Cross-validation rule: Every knowledge update requires evidence from ≥2 different tiers.

Trigger an Update

Update GEO detector knowledge base
更新GEO检测知识库
geo-detector update

This triggers the update protocol defined in references/update-protocol.md:

Search across all 4 tiers for latest GEO research, platform changes, and community findings
Cross-validate findings (≥2 tiers required per change)
Generate an update proposal with full evidence traceability
Apply updates after user confirmation
Bump version in references/knowledge-manifest.md

See references/knowledge-sources.md for the complete source list and search query templates.
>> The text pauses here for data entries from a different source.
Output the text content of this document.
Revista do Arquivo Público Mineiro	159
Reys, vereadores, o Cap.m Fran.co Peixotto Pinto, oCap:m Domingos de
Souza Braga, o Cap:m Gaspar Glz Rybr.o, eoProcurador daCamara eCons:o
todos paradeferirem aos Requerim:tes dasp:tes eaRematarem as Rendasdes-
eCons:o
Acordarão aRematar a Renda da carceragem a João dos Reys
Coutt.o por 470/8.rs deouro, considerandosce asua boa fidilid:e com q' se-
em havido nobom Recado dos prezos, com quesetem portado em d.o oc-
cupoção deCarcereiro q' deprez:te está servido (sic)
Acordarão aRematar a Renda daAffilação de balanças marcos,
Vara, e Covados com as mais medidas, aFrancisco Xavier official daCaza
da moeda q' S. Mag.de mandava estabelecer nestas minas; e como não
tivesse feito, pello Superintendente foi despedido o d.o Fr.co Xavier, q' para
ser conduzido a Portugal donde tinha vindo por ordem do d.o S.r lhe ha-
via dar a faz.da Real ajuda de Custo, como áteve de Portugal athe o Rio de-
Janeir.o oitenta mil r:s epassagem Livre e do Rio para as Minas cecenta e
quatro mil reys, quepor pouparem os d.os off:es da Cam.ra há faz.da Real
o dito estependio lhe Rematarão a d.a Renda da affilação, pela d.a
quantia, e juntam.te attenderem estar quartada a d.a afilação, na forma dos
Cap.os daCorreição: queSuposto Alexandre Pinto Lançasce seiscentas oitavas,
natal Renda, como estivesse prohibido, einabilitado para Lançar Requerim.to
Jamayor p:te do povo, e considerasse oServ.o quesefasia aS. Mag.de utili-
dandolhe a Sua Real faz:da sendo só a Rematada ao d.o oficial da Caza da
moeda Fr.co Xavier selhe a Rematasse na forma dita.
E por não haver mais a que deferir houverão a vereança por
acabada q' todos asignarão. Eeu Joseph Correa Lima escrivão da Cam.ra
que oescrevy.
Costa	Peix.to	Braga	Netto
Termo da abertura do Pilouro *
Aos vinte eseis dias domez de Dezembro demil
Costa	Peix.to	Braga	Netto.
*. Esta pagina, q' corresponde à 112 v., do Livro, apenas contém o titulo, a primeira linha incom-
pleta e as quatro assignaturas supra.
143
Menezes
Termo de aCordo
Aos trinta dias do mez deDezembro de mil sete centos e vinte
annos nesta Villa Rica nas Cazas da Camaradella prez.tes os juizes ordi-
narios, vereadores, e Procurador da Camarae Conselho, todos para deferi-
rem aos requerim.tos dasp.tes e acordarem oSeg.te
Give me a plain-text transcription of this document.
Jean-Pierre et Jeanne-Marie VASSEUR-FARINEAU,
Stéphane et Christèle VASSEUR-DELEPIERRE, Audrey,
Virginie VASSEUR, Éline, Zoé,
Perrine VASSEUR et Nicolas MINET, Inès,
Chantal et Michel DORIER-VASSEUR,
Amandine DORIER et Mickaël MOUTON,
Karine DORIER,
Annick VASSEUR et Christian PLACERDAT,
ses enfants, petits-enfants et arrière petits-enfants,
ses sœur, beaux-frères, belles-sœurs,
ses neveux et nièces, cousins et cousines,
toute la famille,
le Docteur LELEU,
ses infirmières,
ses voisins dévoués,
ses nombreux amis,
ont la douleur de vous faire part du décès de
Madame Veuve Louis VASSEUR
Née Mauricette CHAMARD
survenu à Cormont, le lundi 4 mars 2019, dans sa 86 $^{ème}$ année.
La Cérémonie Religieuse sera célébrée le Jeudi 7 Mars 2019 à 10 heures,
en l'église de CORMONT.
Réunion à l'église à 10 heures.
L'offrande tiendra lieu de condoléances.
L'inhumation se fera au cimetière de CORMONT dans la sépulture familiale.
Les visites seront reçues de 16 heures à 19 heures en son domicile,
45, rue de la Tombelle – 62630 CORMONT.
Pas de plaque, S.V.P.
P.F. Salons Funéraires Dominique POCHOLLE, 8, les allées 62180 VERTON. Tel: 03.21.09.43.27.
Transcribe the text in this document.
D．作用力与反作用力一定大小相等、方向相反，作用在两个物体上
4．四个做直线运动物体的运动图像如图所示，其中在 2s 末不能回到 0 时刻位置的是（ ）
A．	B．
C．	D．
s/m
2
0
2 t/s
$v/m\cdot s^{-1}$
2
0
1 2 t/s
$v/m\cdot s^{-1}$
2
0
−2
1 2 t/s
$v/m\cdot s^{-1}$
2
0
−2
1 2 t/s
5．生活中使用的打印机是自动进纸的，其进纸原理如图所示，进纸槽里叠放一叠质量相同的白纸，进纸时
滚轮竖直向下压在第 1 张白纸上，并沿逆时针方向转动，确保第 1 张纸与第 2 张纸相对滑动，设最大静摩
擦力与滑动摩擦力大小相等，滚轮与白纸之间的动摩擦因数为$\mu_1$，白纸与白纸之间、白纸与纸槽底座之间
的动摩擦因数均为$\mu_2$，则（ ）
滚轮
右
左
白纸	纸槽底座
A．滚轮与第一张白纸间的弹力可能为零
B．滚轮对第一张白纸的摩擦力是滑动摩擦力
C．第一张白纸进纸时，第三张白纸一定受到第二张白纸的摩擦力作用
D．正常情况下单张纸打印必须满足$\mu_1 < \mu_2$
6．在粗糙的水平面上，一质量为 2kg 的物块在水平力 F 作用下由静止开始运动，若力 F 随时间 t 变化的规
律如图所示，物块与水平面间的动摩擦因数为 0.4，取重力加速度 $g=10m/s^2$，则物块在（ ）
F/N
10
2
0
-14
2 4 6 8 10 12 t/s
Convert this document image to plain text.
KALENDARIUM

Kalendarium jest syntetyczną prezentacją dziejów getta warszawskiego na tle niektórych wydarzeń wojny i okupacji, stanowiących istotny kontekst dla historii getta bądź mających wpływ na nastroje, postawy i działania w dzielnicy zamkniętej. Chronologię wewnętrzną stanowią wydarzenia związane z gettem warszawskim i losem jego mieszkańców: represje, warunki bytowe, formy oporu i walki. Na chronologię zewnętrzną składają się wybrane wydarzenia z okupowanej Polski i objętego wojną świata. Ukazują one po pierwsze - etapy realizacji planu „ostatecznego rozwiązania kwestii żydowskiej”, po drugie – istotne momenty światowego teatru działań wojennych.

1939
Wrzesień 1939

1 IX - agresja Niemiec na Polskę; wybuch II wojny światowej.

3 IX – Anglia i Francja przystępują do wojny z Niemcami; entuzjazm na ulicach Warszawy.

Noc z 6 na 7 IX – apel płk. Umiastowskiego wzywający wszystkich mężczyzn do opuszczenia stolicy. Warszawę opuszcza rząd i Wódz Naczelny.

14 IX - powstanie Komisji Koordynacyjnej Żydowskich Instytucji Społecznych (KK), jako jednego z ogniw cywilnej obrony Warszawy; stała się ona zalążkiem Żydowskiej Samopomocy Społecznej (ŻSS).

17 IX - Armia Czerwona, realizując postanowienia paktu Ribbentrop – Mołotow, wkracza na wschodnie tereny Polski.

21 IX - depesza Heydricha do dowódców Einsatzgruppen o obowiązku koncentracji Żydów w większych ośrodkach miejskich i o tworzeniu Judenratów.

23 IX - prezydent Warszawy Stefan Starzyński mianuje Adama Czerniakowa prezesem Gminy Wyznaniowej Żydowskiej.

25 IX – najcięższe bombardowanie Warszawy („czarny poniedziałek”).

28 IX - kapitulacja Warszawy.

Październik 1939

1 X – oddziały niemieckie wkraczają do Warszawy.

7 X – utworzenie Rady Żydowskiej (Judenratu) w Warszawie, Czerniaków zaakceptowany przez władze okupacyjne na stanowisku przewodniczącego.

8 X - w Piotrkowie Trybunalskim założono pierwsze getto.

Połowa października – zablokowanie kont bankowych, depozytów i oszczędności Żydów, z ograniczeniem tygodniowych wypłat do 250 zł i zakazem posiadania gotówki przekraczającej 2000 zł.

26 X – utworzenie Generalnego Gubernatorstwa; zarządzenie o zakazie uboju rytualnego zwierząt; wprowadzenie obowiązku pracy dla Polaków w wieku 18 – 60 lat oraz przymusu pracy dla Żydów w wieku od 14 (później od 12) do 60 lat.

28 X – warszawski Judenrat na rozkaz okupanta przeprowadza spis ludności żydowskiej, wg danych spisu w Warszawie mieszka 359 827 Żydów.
Tips for Accurate Detection

URL is better than name — Direct page analysis is more accurate than searching
Check multiple pages — A product may have both organic and GEO-optimized pages
Context matters — A high GEO score doesn't mean the product is bad; it means the recommendation may not be purely quality-driven
Compare siblings — Checking multiple products in the same category reveals relative manipulation levels
Freshness matters — GEO techniques evolve; keep the knowledge base updated

Limitations

Cannot access private/paywalled content
Cannot determine actual product quality (only manipulation signals)
Detection accuracy depends on knowledge base currency
Some legitimate high-quality content may score moderate due to naturally good structure
Cannot detect paid placements or private deals with AI platforms

Example

See examples/sample-detection.md for complete worked examples of both product and website detection.

Next Best Action

After detection:

If score 🟢: Product/website likely recommended on merit. Proceed with confidence.
If score 🟡: Cross-verify with independent sources before deciding.
If score 🔴: Strongly recommend independent verification. Consider alternative products/websites with lower GEO scores.